À direita da minha visada, o temível campinho três bicos, o único campo de
futebol gramado triangular de que tive notícia em toda a minha vida, local de
lendárias peladas ao entardecer, cercada de mangueiras, pastos e eventual
plateia bovina pelos lados, e local corrente de muitas outras aventuras fora
dos horários convencionais.

Bem, seguindo à direita, um pouco mais abaixo,
o olhar fremia ao primeiro contato com a dor da civilização ainda em tenra
idade, na contemplação dos montes de entulho sendo constantemente despejados
na Volta do Lixo, como era conhecido o local pelos moradores da região.
Meninos e meninas de todas as idades, trajando farrapos e disputando,
em meio a muitos porcos, urubus e ao terrível mau cheiro de todo o lixo da
cidade, despejado sem maior critério pela colina, solapando metros e metros
de vegetação e barrancos até alcançar o rio sufocado mais abaixo. Há coisas
nessa vida que dispensam palavras, na verdade muitas coisas, e esse talvez
tenha sido meu batismo incipiente nas águas daquilo que eu já deveria saber
de cor, mas que na verdade acho que nunca aprendi: humanizar-se é a arte
mais difícil e nunca tem fim. Nunca se deve desistir do humano.
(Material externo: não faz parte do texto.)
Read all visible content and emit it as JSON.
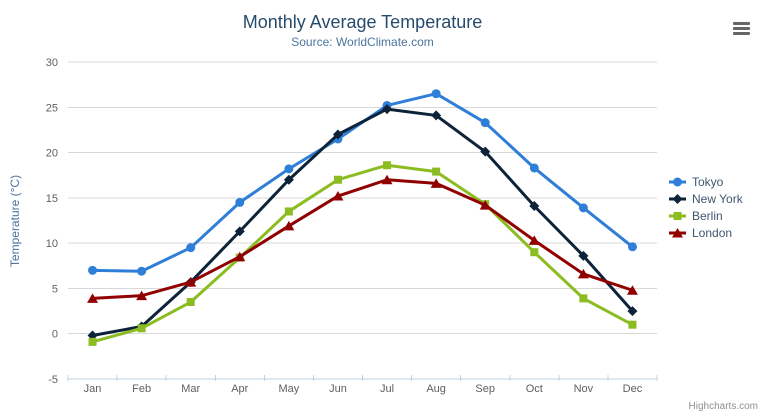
{
  "credits": "Highcharts.com",
  "menu": {
    "icon": "hamburger-icon"
  },
  "colors": {
    "background": "#ffffff",
    "title_text": "#274b6d",
    "subtitle_text": "#4d759e",
    "axis_title_text": "#4d759e",
    "tick_label_text": "#606060",
    "grid_line": "#d8d8d8",
    "axis_line": "#c0d0e0",
    "legend_text": "#3e576f",
    "credits_text": "#909090",
    "menu_icon": "#666666"
  },
  "chart_data": {
    "type": "line",
    "title": "Monthly Average Temperature",
    "subtitle": "Source: WorldClimate.com",
    "categories": [
      "Jan",
      "Feb",
      "Mar",
      "Apr",
      "May",
      "Jun",
      "Jul",
      "Aug",
      "Sep",
      "Oct",
      "Nov",
      "Dec"
    ],
    "series": [
      {
        "name": "Tokyo",
        "color": "#2f7ed8",
        "marker": "circle",
        "values": [
          7.0,
          6.9,
          9.5,
          14.5,
          18.2,
          21.5,
          25.2,
          26.5,
          23.3,
          18.3,
          13.9,
          9.6
        ]
      },
      {
        "name": "New York",
        "color": "#0d233a",
        "marker": "diamond",
        "values": [
          -0.2,
          0.8,
          5.7,
          11.3,
          17.0,
          22.0,
          24.8,
          24.1,
          20.1,
          14.1,
          8.6,
          2.5
        ]
      },
      {
        "name": "Berlin",
        "color": "#8bbc21",
        "marker": "square",
        "values": [
          -0.9,
          0.6,
          3.5,
          8.4,
          13.5,
          17.0,
          18.6,
          17.9,
          14.3,
          9.0,
          3.9,
          1.0
        ]
      },
      {
        "name": "London",
        "color": "#910000",
        "marker": "triangle",
        "values": [
          3.9,
          4.2,
          5.7,
          8.5,
          11.9,
          15.2,
          17.0,
          16.6,
          14.2,
          10.3,
          6.6,
          4.8
        ]
      }
    ],
    "xlabel": "",
    "ylabel": "Temperature (°C)",
    "ylim": [
      -5,
      30
    ],
    "ytick_step": 5,
    "grid": true,
    "legend_position": "right"
  }
}
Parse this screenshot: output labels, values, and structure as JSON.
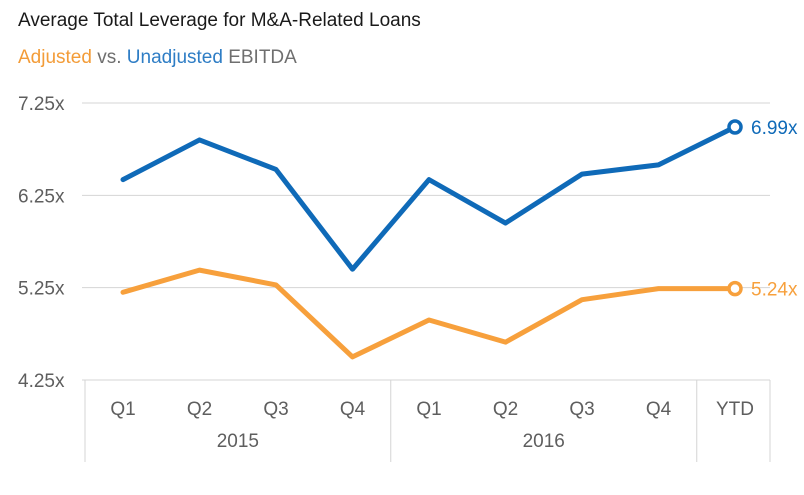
{
  "header": {
    "title": "Average Total Leverage for M&A-Related Loans",
    "subtitle_adjusted": "Adjusted",
    "subtitle_vs": " vs. ",
    "subtitle_unadjusted": "Unadjusted",
    "subtitle_tail": " EBITDA"
  },
  "colors": {
    "adjusted": "#f7a03c",
    "unadjusted": "#0f6ab8",
    "grid": "#d4d4d4",
    "text": "#5e5e5e"
  },
  "chart_data": {
    "type": "line",
    "categories": [
      "Q1",
      "Q2",
      "Q3",
      "Q4",
      "Q1",
      "Q2",
      "Q3",
      "Q4",
      "YTD"
    ],
    "groups": [
      {
        "label": "2015",
        "span": 4
      },
      {
        "label": "2016",
        "span": 4
      },
      {
        "label": "",
        "span": 1
      }
    ],
    "ylim": [
      4.25,
      7.25
    ],
    "yticks": [
      {
        "value": 7.25,
        "label": "7.25x"
      },
      {
        "value": 6.25,
        "label": "6.25x"
      },
      {
        "value": 5.25,
        "label": "5.25x"
      },
      {
        "value": 4.25,
        "label": "4.25x"
      }
    ],
    "series": [
      {
        "name": "Unadjusted",
        "key": "unadjusted",
        "values": [
          6.42,
          6.85,
          6.53,
          5.45,
          6.42,
          5.95,
          6.48,
          6.58,
          6.99
        ],
        "end_label": "6.99x"
      },
      {
        "name": "Adjusted",
        "key": "adjusted",
        "values": [
          5.2,
          5.44,
          5.28,
          4.5,
          4.9,
          4.66,
          5.12,
          5.24,
          5.24
        ],
        "end_label": "5.24x"
      }
    ],
    "grid": true
  }
}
Na última vez que subi com minha avó ao topo do morro, foi no dia do
enterro do nosso bisavô. Eu assistia, de longe, do alto do morro de Chácara,
o cortejo fúnebre subindo o outro morro lateral, o Morro do Cemitério
no platô vizinho. Eu via aquela enorme fila de formigas coloridas acompanhando
a última procissão fúnebre morro acima, do Patriarca da família
Rodrigues. Subiam todos, coloridos e formigando, lentamente, eu com
minhas vistas ruins de criança míope ainda sem óculos, à distância. Fui
proibido de ir junto, porque ainda era muito pequeno. Mas pequeno ou não,
as dúvidas que se infiltravam no pensamento do menino, inspiradas pelo
primeiro contato oficial com a representação da morte no dia do enterro de
nosso bisavô, já adiantavam muito do que estaria por vir daquele temperamento
inquieto e da vontade atávica de conhecer a vida em suas raízes:

“Déia, um dia todo mundo morre?”
“Deixa de bobiça, menino, que você ainda é muito novo pra entender
essas coisas.”
“Mas a gente também vai ter que morrer um dia, não vai? Meu pai, minha
mãe, minhas irmãs, todos?”
“Menino, quem sabe disso é Deus, e nós não temos que ficar fazendo
essas perguntas.”
“Então me diz se você também vai precisar morrer algum dia?”
[.....]
“Déia, mas se Deus criou tudo, por que ele deixa a gente morrer depois?”
[Apenas o vento de inverno nas mangueiras altas de Chácara. Sacudia as
folhas grandes e rijas da base, com seu verde escuro queimado de sol, enquanto
a folhagem tenra, avermelhada ferruginosa ia se revelando aos poucos no
topo, tudo isso entrecortado pela doce crueldade intemperada das crianças.]
“A gente sabe quando vai morrer? Você sabe quando vai morrer?”
[Déia, entregando os pontos, naquele meio sorriso paciente e cúmplice
que sempre foram sua maior marca.]
“Menino impossível! Cê quer saber mesmo, eu acho que vou morrer daqui
a uns trinta anos, se Deus assim desejar.”
“Déia, o que acontece de verdade quando a gente morre?”
“Quando a gente morre, Deus nos dá asas, e a nossa alma sobe direto
para o céu, que é um lugar bem melhor.”
[O menino, como sempre, não se dá por satisfeito.]
“Mas aqueles meninos e meninas ali embaixo, na Volta do Lixo, também
vão pro céu?”
“Sim, eles vão primeiro porque já sofreram muito. Deus não vai se esquecer.
Ele anota tudo.”
“Mas por que que quando a gente nasce não fica sabendo logo que dia
vai morrer?”
[Silêncio eloquente. Vento nas mangueiras altas de Chácara]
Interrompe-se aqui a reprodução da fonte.